エルミタ的速攻撮って出しレビュー Vol.942
2020.12.11 更新
文:エルミタージュ秋葉原編集部 絵踏 一/撮影:松枝 清顕
ダイレクト14+2フェーズの電源回路を搭載するなど、優れたオーバークロック耐性と信頼性は、「MEG B550 UNIFY」の大きな魅力。今回は実際に検証を始める前に、「Click BIOS 5」のオーバークロック設定でパフォーマンスアップを狙ってみることにした。「CINEBENCH R15/R20」と「3DMark」のテストが完走することを条件として、コアクロックと電圧を調整している。
動作クロックは、ベースクロック+1GHzの4.7GHzに設定。電圧は1.36Vに昇圧した時点で安定動作した |
「Click BIOS 5」の「OC」メニューにて、全コア4.7GHz動作に設定。ベースクロックにちょうど1GHzを足す計算で、それに合わせてコア電圧を1.36Vに調整している。ただし動作の安定性に問題はなかったものの、高負荷時にはCPU温度が100℃にタッチするなど、冷却はやや不足気味な印象。今回は240mmラジエターのオールインワン型水冷ユニットを使用しているが、オーバークロック環境で運用する場合は、CPUクーラーの性能も考慮する必要がある。
全コアが4.7GHz動作になっているため、マルチスレッド処理時とシングルスレッド処理時ともにクロックは4.7GHzで動作していた |
まずは純粋なCPUのパフォーマンスを計測するため、定番のレンダリングベンチマークテスト「CINEBENCH R15/R20」を実行する。オーバークロックの効果はどの程度数値として現れるだろうか。
「CINEBENCH R15」の結果から見ていくと、実際の動作クロックがほぼ変わらないことから、シングルコアテストではほとんど差がつかず。その一方でマルチコアテストでは、定格動作から12%ほどの大差がついた。定格では概ね4.15GHz程度で動作していたため、全コア4.7GHz動作との違い大きかったようだ。
よりメニーコアCPUに最適化されている「CINEBENCH R20」を続けて実行、こちらもシングルコアテストではほぼ差がつかず、マルチコアテストで目に見える違いが出た。約13%ほどのスコア上昇をマーク、ワンランク上のCPUのような挙動を見せてくれた。マルチタスク処理が効く場面では、大きな恩恵が期待できそうだ。

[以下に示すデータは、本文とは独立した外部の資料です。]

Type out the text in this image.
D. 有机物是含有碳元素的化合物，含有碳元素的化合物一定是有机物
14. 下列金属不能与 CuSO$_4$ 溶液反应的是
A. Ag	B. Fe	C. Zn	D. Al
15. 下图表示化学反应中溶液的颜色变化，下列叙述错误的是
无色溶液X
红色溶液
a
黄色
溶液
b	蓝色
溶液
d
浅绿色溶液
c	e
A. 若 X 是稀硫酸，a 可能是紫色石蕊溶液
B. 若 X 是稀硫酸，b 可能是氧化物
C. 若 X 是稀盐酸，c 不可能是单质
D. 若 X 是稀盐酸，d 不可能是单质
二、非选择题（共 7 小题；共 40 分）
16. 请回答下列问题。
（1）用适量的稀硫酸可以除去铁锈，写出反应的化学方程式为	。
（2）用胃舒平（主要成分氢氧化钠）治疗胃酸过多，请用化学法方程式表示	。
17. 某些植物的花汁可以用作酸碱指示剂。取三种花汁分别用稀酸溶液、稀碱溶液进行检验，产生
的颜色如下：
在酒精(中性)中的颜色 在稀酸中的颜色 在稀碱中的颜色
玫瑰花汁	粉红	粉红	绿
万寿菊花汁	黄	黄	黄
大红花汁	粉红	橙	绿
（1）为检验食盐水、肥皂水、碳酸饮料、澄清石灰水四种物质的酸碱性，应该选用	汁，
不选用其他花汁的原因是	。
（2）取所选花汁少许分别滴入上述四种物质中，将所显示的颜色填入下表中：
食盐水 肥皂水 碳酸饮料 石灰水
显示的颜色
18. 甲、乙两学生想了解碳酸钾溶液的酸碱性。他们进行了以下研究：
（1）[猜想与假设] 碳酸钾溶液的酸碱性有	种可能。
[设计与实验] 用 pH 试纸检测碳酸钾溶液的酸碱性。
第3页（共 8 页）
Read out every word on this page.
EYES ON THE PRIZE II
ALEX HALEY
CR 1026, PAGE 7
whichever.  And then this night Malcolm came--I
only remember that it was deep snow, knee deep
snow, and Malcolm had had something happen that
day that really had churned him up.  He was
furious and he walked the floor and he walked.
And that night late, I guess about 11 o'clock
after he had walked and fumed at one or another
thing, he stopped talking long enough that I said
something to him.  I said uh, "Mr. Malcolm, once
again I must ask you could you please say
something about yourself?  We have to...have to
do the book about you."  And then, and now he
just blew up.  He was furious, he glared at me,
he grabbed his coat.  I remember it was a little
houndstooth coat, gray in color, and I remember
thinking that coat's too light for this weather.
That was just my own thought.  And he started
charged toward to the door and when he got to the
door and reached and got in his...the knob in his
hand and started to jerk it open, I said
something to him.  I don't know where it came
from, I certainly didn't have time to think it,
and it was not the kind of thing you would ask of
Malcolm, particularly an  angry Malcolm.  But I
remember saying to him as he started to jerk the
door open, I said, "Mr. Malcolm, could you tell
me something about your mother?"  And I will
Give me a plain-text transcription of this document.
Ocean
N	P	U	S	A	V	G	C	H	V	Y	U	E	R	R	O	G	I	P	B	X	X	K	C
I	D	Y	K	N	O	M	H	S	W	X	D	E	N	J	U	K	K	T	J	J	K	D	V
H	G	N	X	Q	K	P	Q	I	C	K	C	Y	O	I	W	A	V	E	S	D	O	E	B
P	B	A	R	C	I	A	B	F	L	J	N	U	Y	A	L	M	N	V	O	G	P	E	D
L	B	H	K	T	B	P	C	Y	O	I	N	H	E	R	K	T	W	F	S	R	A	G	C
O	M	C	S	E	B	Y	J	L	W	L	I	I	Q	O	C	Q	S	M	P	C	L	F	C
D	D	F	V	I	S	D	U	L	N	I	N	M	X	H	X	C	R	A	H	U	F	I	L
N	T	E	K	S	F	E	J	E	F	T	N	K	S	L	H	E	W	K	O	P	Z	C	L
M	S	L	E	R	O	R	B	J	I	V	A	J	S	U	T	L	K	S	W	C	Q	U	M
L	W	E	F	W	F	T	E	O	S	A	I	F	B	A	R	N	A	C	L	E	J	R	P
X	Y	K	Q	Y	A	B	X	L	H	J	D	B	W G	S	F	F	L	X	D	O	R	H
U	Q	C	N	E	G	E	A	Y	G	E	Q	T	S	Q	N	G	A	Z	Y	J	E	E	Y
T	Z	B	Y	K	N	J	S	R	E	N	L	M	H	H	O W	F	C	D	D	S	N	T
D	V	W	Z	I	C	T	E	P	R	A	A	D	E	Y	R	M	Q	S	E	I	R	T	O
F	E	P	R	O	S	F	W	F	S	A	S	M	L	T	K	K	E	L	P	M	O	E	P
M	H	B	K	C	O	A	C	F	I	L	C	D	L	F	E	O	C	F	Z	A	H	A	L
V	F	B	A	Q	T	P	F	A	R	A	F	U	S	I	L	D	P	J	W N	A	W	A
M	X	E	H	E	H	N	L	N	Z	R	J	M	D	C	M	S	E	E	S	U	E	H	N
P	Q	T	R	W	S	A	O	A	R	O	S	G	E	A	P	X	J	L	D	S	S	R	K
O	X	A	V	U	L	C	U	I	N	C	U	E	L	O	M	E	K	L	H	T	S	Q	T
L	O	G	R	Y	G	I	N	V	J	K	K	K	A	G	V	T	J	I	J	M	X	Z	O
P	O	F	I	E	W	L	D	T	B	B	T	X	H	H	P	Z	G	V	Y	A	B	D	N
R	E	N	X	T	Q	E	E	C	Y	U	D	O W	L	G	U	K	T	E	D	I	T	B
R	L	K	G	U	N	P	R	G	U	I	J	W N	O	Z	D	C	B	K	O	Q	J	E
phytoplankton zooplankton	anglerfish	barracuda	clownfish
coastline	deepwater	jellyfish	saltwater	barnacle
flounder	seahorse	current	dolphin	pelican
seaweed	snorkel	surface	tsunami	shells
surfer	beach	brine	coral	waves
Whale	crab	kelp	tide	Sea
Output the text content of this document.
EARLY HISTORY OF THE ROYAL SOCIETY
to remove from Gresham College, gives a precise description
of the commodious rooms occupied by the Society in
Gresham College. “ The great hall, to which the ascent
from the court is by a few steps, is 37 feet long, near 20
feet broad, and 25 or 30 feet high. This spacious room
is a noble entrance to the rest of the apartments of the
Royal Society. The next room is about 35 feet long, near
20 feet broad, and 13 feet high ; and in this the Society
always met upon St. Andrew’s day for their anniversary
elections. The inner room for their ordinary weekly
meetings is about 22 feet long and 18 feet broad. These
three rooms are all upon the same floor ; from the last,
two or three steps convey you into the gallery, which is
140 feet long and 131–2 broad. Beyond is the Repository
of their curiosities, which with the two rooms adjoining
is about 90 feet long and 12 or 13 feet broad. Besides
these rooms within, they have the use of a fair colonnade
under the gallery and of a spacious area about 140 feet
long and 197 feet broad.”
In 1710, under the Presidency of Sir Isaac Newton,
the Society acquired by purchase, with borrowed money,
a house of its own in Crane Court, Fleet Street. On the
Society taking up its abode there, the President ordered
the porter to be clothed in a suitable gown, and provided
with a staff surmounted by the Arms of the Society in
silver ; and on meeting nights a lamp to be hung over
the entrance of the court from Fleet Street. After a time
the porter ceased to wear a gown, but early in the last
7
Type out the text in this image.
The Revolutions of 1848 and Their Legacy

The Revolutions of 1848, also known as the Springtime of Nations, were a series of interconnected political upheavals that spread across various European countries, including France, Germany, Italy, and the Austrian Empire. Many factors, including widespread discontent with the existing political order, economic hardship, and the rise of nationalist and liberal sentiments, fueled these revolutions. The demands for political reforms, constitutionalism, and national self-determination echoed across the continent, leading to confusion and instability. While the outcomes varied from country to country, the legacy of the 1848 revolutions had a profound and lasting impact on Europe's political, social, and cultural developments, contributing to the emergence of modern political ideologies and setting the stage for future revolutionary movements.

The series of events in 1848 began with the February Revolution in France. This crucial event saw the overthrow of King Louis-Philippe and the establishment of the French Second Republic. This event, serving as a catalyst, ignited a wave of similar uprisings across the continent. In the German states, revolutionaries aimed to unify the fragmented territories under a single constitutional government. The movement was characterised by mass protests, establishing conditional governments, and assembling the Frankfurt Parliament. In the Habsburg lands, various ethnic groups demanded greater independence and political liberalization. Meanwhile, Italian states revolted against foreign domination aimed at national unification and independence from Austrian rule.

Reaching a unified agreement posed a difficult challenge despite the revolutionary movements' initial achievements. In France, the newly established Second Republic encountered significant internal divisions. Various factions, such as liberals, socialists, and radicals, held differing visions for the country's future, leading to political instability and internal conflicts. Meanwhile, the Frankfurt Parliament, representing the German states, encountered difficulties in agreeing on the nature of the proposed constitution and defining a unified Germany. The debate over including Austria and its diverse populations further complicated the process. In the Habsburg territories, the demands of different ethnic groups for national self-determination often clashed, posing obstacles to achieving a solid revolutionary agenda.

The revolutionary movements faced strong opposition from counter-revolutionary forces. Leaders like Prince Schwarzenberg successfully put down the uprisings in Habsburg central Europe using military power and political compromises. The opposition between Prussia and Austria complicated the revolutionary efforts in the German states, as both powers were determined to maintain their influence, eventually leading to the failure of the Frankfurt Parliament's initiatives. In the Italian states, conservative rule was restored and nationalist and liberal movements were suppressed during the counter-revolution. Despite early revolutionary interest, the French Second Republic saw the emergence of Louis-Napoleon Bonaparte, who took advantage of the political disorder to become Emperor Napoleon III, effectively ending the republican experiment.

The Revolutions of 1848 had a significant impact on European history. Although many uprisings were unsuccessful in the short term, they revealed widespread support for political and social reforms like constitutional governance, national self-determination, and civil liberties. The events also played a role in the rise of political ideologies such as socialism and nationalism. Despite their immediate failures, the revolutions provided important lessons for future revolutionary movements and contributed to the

次は3Dグラフィックス系のベンチマークから、同じく大定番の「3DMark」を実行する。基本的にグラフィックスカードの違いが大きく出るテストながら、CPUのパフォーマンスアップがどの程度効果があるかを見ていこう。
まずはDirect X12世代の「Time Spy」から、最も負荷の大きい4Kテストの「Time Spy Extreme」を実行した。総合スコアこそそれほど大きな違いはないものの、CPU性能が影響する「CPU Score」には15%ほどの開きがあり、動作は別物であることが分かる。CPU性能のおかげでスコアが頭打ちになるような場合にこそ真価を発揮しそうだ。
続いてDirect X11世代の4Kテスト「Fire Strike Ultra」の結果だが、こちらもグラフィックスカードが牽引するテストだけに、総合スコアにそれほど変化はない。ただしCPUのパフォーマンスが影響する「Physics score」には10%ほどの開きがあり、CPU性能には確かに上積みがある。